For 18 months now I’ve been playing the part of the American in Holland, alternately settling into or bristling against the European way of life. Many of the features of that life are enriching. History echoes from every edifice as you move through your day. The bicycle is not a means of recreation but a genuine form of transportation. A nearby movie house sells not popcorn but demitasses of espresso and glasses of Dutch gin from behind a wood-paneled bar, which somehow makes you feel sane and adult and enfolded in civilization.

Then there are the features of European life that grate on an American sensibility, like the three-inch leeway that drivers deign to grant you on the highway, or the cling film you get from the supermarket, which clings only to itself. But such annoyances pale in comparison to one other. For the first few months I was haunted by a number: 52. It reverberated in my head; I felt myself a prisoner trying to escape its bars. For it represents the rate at which the income I earn, as a writer and as the director of an institute, is to be taxed. To be plain: more than half of my modest haul, I learned on arrival, was to be swallowed by the Dutch welfare state. Nothing in my time here has made me feel so much like an American as my reaction to this number. I am politically left of center in most ways, but from the time 52 entered my brain, I felt a chorus of voices rise up within my soul, none of which I knew I had internalized, each a ghostly simulacrum of a right-wing, supply-side icon: Ronald Reagan, Jack Kemp, Rush Limbaugh. The grim words this chorus chanted in defense of my hard-earned income I recognized as copied from Charlton Heston’s N.R.A. rallying cry about prying his gun from his cold, dead hands.

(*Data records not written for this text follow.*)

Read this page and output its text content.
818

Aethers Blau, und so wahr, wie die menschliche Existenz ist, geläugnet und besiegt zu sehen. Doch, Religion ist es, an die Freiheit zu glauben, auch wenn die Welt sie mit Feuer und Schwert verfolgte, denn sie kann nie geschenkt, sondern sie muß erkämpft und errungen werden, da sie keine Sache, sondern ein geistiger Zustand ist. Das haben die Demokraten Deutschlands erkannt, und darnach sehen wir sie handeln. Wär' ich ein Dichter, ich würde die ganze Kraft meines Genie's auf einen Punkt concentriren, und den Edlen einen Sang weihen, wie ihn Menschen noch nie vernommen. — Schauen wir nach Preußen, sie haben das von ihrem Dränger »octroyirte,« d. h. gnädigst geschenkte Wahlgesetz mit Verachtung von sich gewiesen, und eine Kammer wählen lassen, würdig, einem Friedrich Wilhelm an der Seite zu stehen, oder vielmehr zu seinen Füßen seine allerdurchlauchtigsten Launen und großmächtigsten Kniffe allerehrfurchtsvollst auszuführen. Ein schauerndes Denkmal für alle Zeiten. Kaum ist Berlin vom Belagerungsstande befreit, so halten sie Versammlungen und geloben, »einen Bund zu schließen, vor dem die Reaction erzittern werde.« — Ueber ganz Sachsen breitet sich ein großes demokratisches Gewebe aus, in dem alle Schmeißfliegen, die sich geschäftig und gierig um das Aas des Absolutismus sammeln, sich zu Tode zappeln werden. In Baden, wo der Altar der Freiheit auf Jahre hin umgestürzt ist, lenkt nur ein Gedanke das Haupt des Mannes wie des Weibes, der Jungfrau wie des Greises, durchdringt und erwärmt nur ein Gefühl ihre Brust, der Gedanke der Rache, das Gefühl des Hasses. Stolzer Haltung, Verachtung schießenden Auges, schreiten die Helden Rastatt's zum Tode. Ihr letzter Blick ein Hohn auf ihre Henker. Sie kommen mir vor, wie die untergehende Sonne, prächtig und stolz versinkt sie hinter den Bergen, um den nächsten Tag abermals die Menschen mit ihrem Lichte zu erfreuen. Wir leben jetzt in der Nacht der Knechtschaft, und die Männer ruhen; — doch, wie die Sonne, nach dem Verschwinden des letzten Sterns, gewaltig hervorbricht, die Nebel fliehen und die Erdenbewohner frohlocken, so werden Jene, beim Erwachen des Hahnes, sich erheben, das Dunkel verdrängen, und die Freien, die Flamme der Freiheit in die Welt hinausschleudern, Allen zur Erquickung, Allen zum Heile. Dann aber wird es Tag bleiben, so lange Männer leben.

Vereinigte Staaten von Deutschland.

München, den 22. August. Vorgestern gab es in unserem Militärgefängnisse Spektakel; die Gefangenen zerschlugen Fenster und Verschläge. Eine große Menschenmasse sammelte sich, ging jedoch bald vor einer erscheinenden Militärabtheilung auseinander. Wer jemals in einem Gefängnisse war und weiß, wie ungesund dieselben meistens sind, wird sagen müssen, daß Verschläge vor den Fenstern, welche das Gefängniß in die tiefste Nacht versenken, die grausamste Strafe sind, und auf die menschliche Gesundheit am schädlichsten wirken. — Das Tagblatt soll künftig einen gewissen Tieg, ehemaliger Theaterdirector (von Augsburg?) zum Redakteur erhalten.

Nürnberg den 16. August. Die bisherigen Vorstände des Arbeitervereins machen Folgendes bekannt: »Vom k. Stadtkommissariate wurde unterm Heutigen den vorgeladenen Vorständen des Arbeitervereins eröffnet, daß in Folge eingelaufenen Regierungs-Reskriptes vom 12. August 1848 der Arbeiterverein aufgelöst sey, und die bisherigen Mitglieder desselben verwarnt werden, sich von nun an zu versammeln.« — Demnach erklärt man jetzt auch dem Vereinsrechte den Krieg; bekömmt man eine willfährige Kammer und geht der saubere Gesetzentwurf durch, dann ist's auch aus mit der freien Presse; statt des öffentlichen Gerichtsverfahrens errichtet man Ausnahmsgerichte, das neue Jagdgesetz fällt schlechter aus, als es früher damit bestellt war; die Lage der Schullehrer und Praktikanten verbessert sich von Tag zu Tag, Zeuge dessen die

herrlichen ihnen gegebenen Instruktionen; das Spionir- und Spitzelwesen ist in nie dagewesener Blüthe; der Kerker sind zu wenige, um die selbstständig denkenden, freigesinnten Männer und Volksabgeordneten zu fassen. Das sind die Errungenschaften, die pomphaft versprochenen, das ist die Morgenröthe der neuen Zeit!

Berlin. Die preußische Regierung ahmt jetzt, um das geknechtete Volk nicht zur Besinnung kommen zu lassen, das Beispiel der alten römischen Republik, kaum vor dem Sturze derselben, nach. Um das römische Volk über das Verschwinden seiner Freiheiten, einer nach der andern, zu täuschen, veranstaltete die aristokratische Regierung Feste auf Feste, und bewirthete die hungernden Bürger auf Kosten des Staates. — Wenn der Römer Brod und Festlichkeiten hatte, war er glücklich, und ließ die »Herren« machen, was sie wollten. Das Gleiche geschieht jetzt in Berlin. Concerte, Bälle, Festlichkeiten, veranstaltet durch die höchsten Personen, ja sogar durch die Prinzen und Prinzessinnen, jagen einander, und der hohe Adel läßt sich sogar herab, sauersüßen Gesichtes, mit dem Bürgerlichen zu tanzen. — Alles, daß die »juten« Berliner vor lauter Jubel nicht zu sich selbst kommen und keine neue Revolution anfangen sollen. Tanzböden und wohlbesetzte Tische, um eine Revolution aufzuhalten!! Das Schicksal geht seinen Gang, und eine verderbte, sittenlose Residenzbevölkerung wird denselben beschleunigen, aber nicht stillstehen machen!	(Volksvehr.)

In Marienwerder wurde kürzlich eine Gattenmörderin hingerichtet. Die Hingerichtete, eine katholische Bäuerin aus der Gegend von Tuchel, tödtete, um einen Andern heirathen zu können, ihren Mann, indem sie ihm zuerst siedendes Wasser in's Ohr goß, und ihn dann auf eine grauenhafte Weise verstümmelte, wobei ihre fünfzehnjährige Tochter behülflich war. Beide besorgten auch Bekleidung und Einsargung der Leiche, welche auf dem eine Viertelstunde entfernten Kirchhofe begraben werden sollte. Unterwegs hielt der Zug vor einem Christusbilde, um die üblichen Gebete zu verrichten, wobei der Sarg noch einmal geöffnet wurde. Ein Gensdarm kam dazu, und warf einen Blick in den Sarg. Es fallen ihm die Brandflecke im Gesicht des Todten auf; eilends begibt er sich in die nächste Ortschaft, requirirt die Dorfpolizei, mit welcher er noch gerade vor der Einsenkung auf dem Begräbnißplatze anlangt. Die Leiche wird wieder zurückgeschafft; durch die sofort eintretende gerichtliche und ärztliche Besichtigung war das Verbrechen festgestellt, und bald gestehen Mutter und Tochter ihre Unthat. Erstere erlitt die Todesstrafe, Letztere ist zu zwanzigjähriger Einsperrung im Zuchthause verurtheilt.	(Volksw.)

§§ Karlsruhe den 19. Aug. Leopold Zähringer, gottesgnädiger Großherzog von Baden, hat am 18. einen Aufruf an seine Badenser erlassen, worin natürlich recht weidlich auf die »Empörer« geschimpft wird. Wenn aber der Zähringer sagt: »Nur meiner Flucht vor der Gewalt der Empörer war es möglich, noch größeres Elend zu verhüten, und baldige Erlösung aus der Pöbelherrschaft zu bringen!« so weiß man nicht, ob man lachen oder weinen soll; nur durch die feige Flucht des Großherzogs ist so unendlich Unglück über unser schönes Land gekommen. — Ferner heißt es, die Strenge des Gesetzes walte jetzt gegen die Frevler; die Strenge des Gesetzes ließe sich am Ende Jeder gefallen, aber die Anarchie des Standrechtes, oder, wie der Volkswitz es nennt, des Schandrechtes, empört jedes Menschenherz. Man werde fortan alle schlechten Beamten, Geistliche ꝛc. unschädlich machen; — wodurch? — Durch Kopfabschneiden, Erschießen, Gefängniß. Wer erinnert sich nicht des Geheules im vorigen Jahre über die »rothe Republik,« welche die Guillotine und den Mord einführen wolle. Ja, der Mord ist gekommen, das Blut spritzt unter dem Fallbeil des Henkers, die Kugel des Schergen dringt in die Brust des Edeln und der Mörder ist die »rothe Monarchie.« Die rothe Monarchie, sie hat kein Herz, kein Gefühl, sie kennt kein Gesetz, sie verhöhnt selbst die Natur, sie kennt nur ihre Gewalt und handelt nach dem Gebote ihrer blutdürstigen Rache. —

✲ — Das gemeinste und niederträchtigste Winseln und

And yet as the months rolled along, I found the defiant anger softening by intervals, thanks to a succession of little events and awarenesses. One came not long ago. Logging into my bank account, I noted with fleeting but pleasant confusion the arrival of two mysterious payments of 316 euros (about $410) each. The remarks line said “accommodation schoolbooks.” My confusion was not total. On looking at the payor — the Sociale Verzekeringsbank, or Social Insurance Bank — I nodded with sage if partial understanding. Our paths had crossed several times before. I have two daughters, you see. Every quarter, the SVB quietly drops $665 into my account with the one-word explanation kinderbijslag, or child benefit. As the SVB’s Web site cheerily informed me when I went there in bewilderment after the first deposit: “Babies are expensive. Nappies, clothes, the pram . . . all these things cost money. The Dutch government provides for child benefit to help you with the costs of bringing up your child.” Any parents living in the country receive quarterly payments until their children turn 18. And thanks to a recently passed law, the state now gives parents a hand in paying for school materials.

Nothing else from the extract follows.